The course covers all five aspects of flight dynamics and control in an integrated format – the equations of motion; aerodynamic modeling; steady-state analysis and control power; dynamic and modal analyses including modal approximations; and synthesis of stability-augmentation and autopilot control laws. The course contains a clear, rigorous, yet practical treatment of conventional topics dealing with rigid vehicles, while also extensively addressing the flight dynamics and control of elastic vehicles. Key topics include: the rigorous derivation of the equations of motion for rigid and flexible aircraft via Newton and Lagrange; a review/tutorial on lumped-mass vibrations including rigid-body degrees of freedom; modeling the effects of static and dynamic elastic deformation on the forces and moments; modal analysis of rigid and flexible vehicles; elastic effects on vehicle control (e.g., filtering, sensor and actuator placement); a case study on active structural mode control; plus other examples involving a flexible hypersonic vehicle and large flexible aircraft. The material on flexible vehicles is presented from a “flight-dynamics” rather than a “structural-dynamics” perspective.

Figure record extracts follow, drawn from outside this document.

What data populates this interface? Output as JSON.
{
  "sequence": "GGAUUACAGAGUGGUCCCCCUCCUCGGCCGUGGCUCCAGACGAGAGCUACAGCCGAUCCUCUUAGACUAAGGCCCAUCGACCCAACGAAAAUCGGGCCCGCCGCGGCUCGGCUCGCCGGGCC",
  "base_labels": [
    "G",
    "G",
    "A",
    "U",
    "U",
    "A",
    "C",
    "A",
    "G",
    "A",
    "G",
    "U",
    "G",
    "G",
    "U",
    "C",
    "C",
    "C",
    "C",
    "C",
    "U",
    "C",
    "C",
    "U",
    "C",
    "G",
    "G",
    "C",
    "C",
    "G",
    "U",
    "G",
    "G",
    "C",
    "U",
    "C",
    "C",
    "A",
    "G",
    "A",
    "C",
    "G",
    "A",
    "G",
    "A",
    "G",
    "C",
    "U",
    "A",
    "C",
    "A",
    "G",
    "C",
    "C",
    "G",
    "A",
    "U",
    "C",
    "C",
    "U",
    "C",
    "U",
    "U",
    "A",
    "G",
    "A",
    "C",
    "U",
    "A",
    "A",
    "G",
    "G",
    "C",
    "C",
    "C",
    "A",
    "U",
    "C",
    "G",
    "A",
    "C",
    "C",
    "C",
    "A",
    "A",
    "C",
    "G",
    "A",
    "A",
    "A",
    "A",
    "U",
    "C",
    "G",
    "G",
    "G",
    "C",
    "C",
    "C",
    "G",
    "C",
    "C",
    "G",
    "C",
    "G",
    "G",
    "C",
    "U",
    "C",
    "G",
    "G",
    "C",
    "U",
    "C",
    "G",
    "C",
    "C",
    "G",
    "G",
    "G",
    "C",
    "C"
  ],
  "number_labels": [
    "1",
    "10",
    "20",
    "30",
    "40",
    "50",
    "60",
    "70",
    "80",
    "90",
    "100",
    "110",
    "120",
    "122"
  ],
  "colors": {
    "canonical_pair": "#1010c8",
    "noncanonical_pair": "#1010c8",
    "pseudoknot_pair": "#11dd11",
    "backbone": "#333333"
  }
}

The dynamics-based synthesis of stability-augmentation control laws is strongly connected to the natural modes, and specifically addresses the multi-input/multi-output character of the dynamic system. An integrated treatment of linear dynamic models is used throughout, including transfer functions, state-variable models, and polynomial-matrix representations. Typical autopilot control laws are synthesized using loop-shaping techniques, including discussions of typical sensors and gain scheduling. Finally, the student is briefly introduced to the classical “crossover” pilot model and its implications regarding flight control. MATLAB® and Simulink are used extensively in the many examples involving real aircraft.

Synopsis:

This course examines the computational issues that are unique to aeroacoustics. Course materials consist of three parts: (a) Introduction; (b) CAA Methods; and (c) Applications. The purpose of the introduction is to provide a brief review of the field of aeroacoustics, including current issues and problem areas (10% of the course). CAA methods form the main component of the course (70%). A number of applications are discussed to illustrate how CAA methods are used in realistic and practical problems (20%). CAA problems are, by definition, time dependent and usually contain high frequency components. Because of the nature of sound one would like to be able to compute CAA problems with as few number of mesh points per wavelength as possible. These characteristics of CAA problems are very different from fluid flow problems. Thus specially developed CAA methods are needed. The students are introduced to these methods.